(Billet 850) - Remous et rumeurs au sein des écoles françaises au Maroc
L’enseignement français au Maroc a une longue histoire, aussi ancienne que cette chose appelée « l’indépendance » en 1956. Cet enseignement a été accompagné en parallèle par et dans le secteur public national qui prodiguait la plus grande partie de son enseignement en français, avant l’arabisation des années 80. Et ce sont deux générations de Marocains qui ont été façonnées à la « pensée » française. Depuis, il en va différemment.
Ce sont aujourd’hui près d’une cinquantaine d’établissements d’enseignement français qui prospèrent dans le royaume, avec environ 45.000 élèves dont les deux tiers sont marocains. C’est dire l’importance que revêt ce réseau et cet enseignement sur nos terres, et cela a ainsi fonctionné des décennies durant. Inscrire ses enfants à la « Mission » française était le vœu de plusieurs milliers de parents, à juste titre rebutés par l’offre nationale d’éducation.
Les Français ont, depuis des décennies, fait de leurs écoles une véritable « arme » entre leurs mains pour favoriser les uns, exercer des pressions sur d’autres, accepter les enfants de tel ou ignorer les demandes d’autres. Quant à l’aspect financier, et malgré les associations de parents d‘élèves et les prétendus conseils d’établissement qui abritent des représentants de ces associations, il était et demeure du seul ressort des décideurs français, qui vont jusqu’à actionner ce levier dans leurs négociations avec certains officiels marocains.
Aujourd’hui, et au-delà des questions financières, les parents sont devenus plus attentifs, de plus en plus vigilants quant à l’enseignement dispensé à leurs progénitures. Sur deux aspects essentiels, national et moral.
Ainsi, sur le plan national, on a constaté ces dernières années un nombre croissant de manuels comportant des cartes du Maroc amputées des provinces sahariennes, montrées soit avec les aussi fameux que funestes pointillés, soit dans une couleur différente de celle du Maroc septentrional, ou encore comportant la mention « Sahara occidental ». Et à chaque fois, il aura fallu des interventions viriles des autorités publiques marocaines pour interdire ces manuels. Il faut se poser la question – même si on devine la réponse – de savoir pour quelle raison ces manuels sont proposés aux jeunes Marocains, au défi de la souveraineté et de l’intégrité de leur pays. Cela
rejoint la « mission » non dite de ces établissements, en l’occurrence de maintenir et de pérenniser la « présence française » au Maroc, à travers une certaine forme d’acculturation de nos futures élites.

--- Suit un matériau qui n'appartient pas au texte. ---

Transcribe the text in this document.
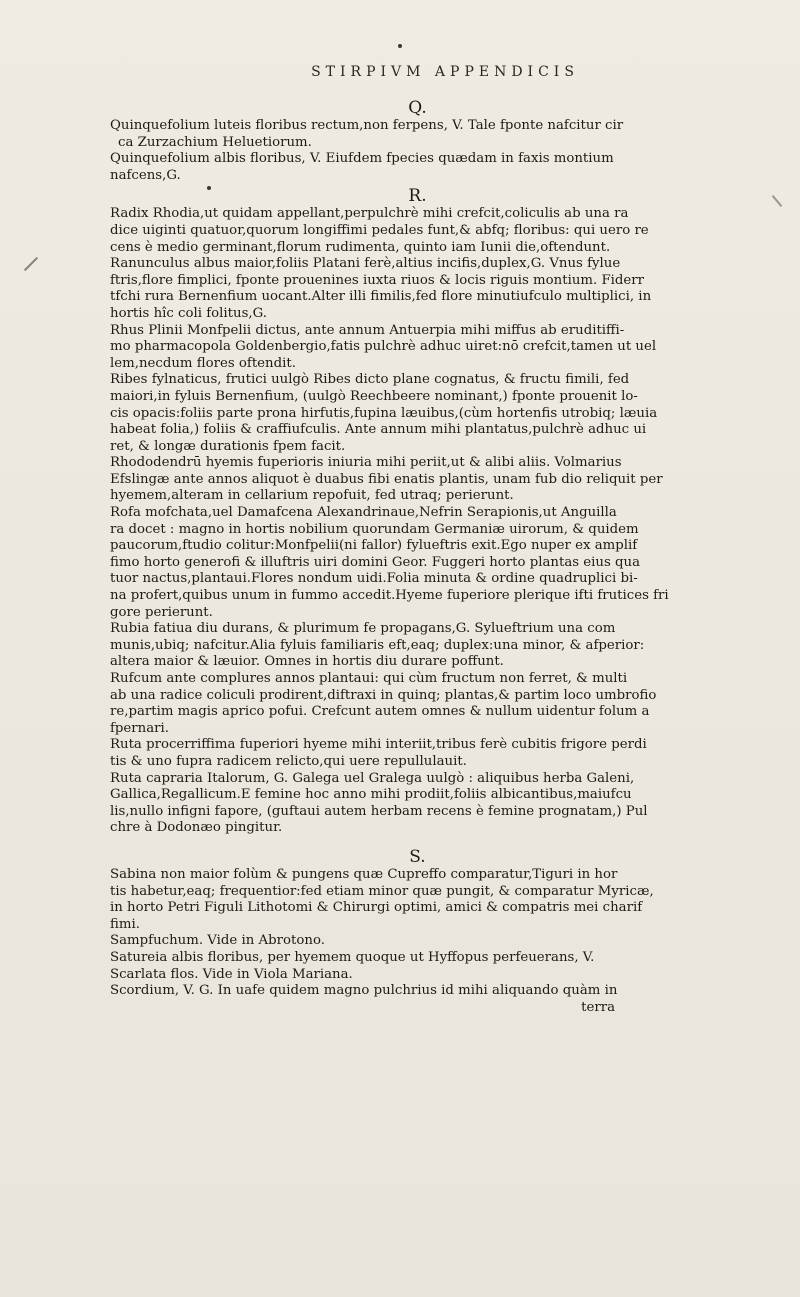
STIRPIVM APPENDICIS
Q.
Quinquefolium luteis floribus rectum,non ferpens, V. Tale fponte nafcitur cir
ca Zurzachium Heluetiorum.
Quinquefolium albis floribus, V. Eiufdem fpecies quædam in faxis montium
nafcens,G.
R.
Radix Rhodia,ut quidam appellant,perpulchrè mihi crefcit,coliculis ab una ra
dice uiginti quatuor,quorum longiffimi pedales funt,& abfq; floribus: qui uero re
cens è medio germinant,florum rudimenta, quinto iam Iunii die,oftendunt.
Ranunculus albus maior,foliis Platani ferè,altius incifis,duplex,G. Vnus fylue
ftris,flore fimplici, fponte prouenines iuxta riuos & locis riguis montium. Fiderr
tfchi rura Bernenfium uocant.Alter illi fimilis,fed flore minutiufculo multiplici, in
hortis hîc coli folitus,G.
Rhus Plinii Monfpelii dictus, ante annum Antuerpia mihi miffus ab eruditiffi-
mo pharmacopola Goldenbergio,fatis pulchrè adhuc uiret:nō crefcit,tamen ut uel
lem,necdum flores oftendit.
Ribes fylnaticus, frutici uulgò Ribes dicto plane cognatus, & fructu fimili, fed
maiori,in fyluis Bernenfium, (uulgò Reechbeere nominant,) fponte prouenit lo-
cis opacis:foliis parte prona hirfutis,fupina læuibus,(cùm hortenfis utrobiq; læuia
habeat folia,) foliis & craffiufculis. Ante annum mihi plantatus,pulchrè adhuc ui
ret, & longæ durationis fpem facit.
Rhododendrū hyemis fuperioris iniuria mihi periit,ut & alibi aliis. Volmarius
Efslingæ ante annos aliquot è duabus fibi enatis plantis, unam fub dio reliquit per
hyemem,alteram in cellarium repofuit, fed utraq; perierunt.
Rofa mofchata,uel Damafcena Alexandrinaue,Nefrin Serapionis,ut Anguilla
ra docet : magno in hortis nobilium quorundam Germaniæ uirorum, & quidem
paucorum,ftudio colitur:Monfpelii(ni fallor) fylueftris exit.Ego nuper ex amplif
fimo horto generofi & illuftris uiri domini Geor. Fuggeri horto plantas eius qua
tuor nactus,plantaui.Flores nondum uidi.Folia minuta & ordine quadruplici bi-
na profert,quibus unum in fummo accedit.Hyeme fuperiore plerique ifti frutices fri
gore perierunt.
Rubia fatiua diu durans, & plurimum fe propagans,G. Sylueftrium una com
munis,ubiq; nafcitur.Alia fyluis familiaris eft,eaq; duplex:una minor, & afperior:
altera maior & læuior. Omnes in hortis diu durare poffunt.
Rufcum ante complures annos plantaui: qui cùm fructum non ferret, & multi
ab una radice coliculi prodirent,diftraxi in quinq; plantas,& partim loco umbrofio
re,partim magis aprico pofui. Crefcunt autem omnes & nullum uidentur folum a
fpernari.
Ruta procerriffima fuperiori hyeme mihi interiit,tribus ferè cubitis frigore perdi
tis & uno fupra radicem relicto,qui uere repullulauit.
Ruta capraria Italorum, G. Galega uel Gralega uulgò : aliquibus herba Galeni,
Gallica,Regallicum.E femine hoc anno mihi prodiit,foliis albicantibus,maiufcu
lis,nullo infigni fapore, (guftaui autem herbam recens è femine prognatam,) Pul
chre à Dodonæo pingitur.
S.
Sabina non maior folùm & pungens quæ Cupreffo comparatur,Tiguri in hor
tis habetur,eaq; frequentior:fed etiam minor quæ pungit, & comparatur Myricæ,
in horto Petri Figuli Lithotomi & Chirurgi optimi, amici & compatris mei charif
fimi.
Sampfuchum. Vide in Abrotono.
Satureia albis floribus, per hyemem quoque ut Hyffopus perfeuerans, V.
Scarlata flos. Vide in Viola Mariana.
Scordium, V. G. In uafe quidem magno pulchrius id mihi aliquando quàm in
terra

Par ailleurs, on relèvera que les écoles françaises à Laâyoune et à Dakhla, ne hissent aucun drapeau à leurs portes, à l’inverse des établissements situés dans les villes septentrionales. Un drapeau français porterait reconnaissance de la marocanité de ces provinces et un drapeau marocain aussi, et les Français refusent cela. Il est important que cela cesse. Si Paris ne veut pas reconnaître la marocanité des provinces du Sud, cela est son droit, mais il est de celui du Maroc d’interdire l’ouverture de tout établissement français « anonyme » dans ces deux villes.

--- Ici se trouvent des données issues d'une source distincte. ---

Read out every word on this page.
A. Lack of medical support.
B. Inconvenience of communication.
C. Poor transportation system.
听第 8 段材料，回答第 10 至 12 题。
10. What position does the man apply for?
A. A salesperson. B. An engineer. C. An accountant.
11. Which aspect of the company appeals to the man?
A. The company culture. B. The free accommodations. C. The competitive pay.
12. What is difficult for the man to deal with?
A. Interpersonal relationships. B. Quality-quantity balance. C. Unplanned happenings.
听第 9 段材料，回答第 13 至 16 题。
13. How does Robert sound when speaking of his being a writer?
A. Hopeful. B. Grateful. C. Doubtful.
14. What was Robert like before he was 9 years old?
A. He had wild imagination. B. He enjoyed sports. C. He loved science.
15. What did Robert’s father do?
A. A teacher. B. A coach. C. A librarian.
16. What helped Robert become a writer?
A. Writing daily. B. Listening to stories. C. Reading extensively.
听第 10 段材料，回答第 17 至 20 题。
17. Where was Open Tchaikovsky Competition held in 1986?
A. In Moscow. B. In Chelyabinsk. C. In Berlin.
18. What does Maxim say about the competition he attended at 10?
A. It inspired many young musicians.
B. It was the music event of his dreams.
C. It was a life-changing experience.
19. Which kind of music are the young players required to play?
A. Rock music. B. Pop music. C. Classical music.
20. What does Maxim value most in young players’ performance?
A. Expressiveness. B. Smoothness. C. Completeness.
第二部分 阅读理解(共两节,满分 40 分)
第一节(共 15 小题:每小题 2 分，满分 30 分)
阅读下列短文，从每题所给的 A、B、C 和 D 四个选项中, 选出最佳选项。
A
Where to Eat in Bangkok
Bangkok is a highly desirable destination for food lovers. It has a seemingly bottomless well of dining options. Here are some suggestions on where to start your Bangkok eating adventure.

Sur le plan moral, les établissements français font certes preuve de prudence quant à la promotion par leurs enseignants de « valeurs » admises en France mais plus généralement en Occident comme les questions de genre ou le « wokisme », mais certains enseignants peuvent déroger à la règle, soit dans leur comportement, soit dans des messages subliminaux véhiculés dans leurs cours, ainsi que le rapportent de plus en plus de parents d’élèves. Il convient de noter que les écoles des autres nationalités ne sont pas autant épinglées que les françaises mais une vigilance doit être observée sur la transmission des nouvelles « philosophies », voire « religions » qui nous viennent d’un Occident scruté désormais avec scepticisme, voire méfiance, dans le monde.
En attendant que l’éducation nationale soit au niveau requis par les nouveaux défis mondiaux, le Maroc aura encore besoin des écoles étrangères, dont les françaises. Il faudra cependant penser à faire jouer la concurrence/compétition étrangère en exigeant que seuls les programmes et cursus étrangers puissent être enseignés au Maroc, mais dans des établissements de droit marocain, détenus par des Marocains, avec des enseignants marocains, et en parallèle de l’enseignement de la langue, de l’histoire et, plus généralement, de la culture marocaines.
On éviterait ainsi un déracinement de nos jeunes et une mainmise étrangère sur ces futurs dirigeants car ces établissements, étrangers en général et français en particulier, sont une forme de cheval de Troie installé dans nos murs.